The decals aren’t anything to write home about; there’s only a single marking option as stated on the box. Now, since this kit was procured second hand, and is pretty old, the decals aren’t in the best of shape. The clear parts of the film have yellowed, and these will have to be trimmed as closely as possible. Also, it wouldn’t surprise me to find they want to break up. I will likely hit them with some Testors Decal Bonder spray, which, at least for MPC Decals, is literally a new lease on life! That having been said, though, the decals ARE quite good. They are perfectly in register, and while the blue looks a bit pale, at least it’s not RAF-dark!

Overall, the decals aren’t as terrible as I thought they’d be. They’re even in register, if not a bit yellowed from age!

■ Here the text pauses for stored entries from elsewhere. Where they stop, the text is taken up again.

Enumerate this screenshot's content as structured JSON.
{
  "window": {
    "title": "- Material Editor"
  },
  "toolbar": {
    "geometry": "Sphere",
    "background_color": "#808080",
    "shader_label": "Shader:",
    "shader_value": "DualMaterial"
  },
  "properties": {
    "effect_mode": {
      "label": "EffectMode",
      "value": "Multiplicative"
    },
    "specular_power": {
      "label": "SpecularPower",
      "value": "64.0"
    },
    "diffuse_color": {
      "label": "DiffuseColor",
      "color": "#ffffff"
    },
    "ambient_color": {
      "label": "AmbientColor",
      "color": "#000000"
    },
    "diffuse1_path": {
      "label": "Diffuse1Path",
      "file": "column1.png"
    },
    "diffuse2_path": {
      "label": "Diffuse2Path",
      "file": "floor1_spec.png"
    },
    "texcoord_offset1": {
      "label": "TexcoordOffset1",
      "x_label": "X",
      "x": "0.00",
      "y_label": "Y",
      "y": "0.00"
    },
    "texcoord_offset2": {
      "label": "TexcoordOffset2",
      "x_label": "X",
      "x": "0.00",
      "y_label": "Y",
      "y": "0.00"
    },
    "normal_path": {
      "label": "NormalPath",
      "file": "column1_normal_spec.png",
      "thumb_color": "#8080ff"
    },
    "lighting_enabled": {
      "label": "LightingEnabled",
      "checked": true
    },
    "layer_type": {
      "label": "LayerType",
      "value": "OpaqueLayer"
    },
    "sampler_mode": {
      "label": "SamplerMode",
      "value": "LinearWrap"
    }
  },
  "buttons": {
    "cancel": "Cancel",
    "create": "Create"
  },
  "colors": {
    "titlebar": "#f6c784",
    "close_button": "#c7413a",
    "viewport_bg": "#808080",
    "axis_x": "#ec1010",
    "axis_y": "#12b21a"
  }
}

This kit can be summed up in one word. “WHY?” It’s a question, a statement and a cry for deliverance, all in one. Why was this plane ever designed and put into service? Why did someone think it was a good idea to kit it? Why do I do this kind of thing to myself? I mean, I excitedly chose this kit, heck I QUESTED for this kit. I knew it would suck, and it does. I knew it would be primitive and it is. It’s all the worst things about the French aviation and modelling industries, right? Then… Why? Why do I LOVE IT so much!

I think the answer is obvious. It’s so strange, so bad, so weird, that you can’t not love it. It’s like a plush centipede, or a sushi roll with ice cream on it, or any episode of the Jerry Springer show: it’s a train wreck and it can’t help but drawn you in. There’s an innate loveability to just being so out there that it’s clear you’re just being yourself. Maybe that’s something that the Amiot has in common with a lot of us?

As a kit, though, I can’t recommend this for beginners. It’s going to frustrate those without a lot of patience and/or experience, and it’s going to take a tonne of work to make this beast even half-presentable. It is, though, perfect as a trainer for total novices. If you want to teach basics like gluing and sanding, and you don’t want to waste a good Frog or Farpro kit, then this one will fit the bill. Most people won’t feel badly about ruining it for that purpose, I suppose. I, personally, am obviously not going to do that, mind you.

For anyone who is a fan of that awkward period of aviation’s evolution between the wars, though, this kit is a good one to have. It makes an excellent comparison with its contemporaries and serves to show just how fast things change in the crucible of global conflict! Also, it’s one of those great kit that’s going to make people stop and look and say “What the what is THAT??”, and for that alone it’s worth having!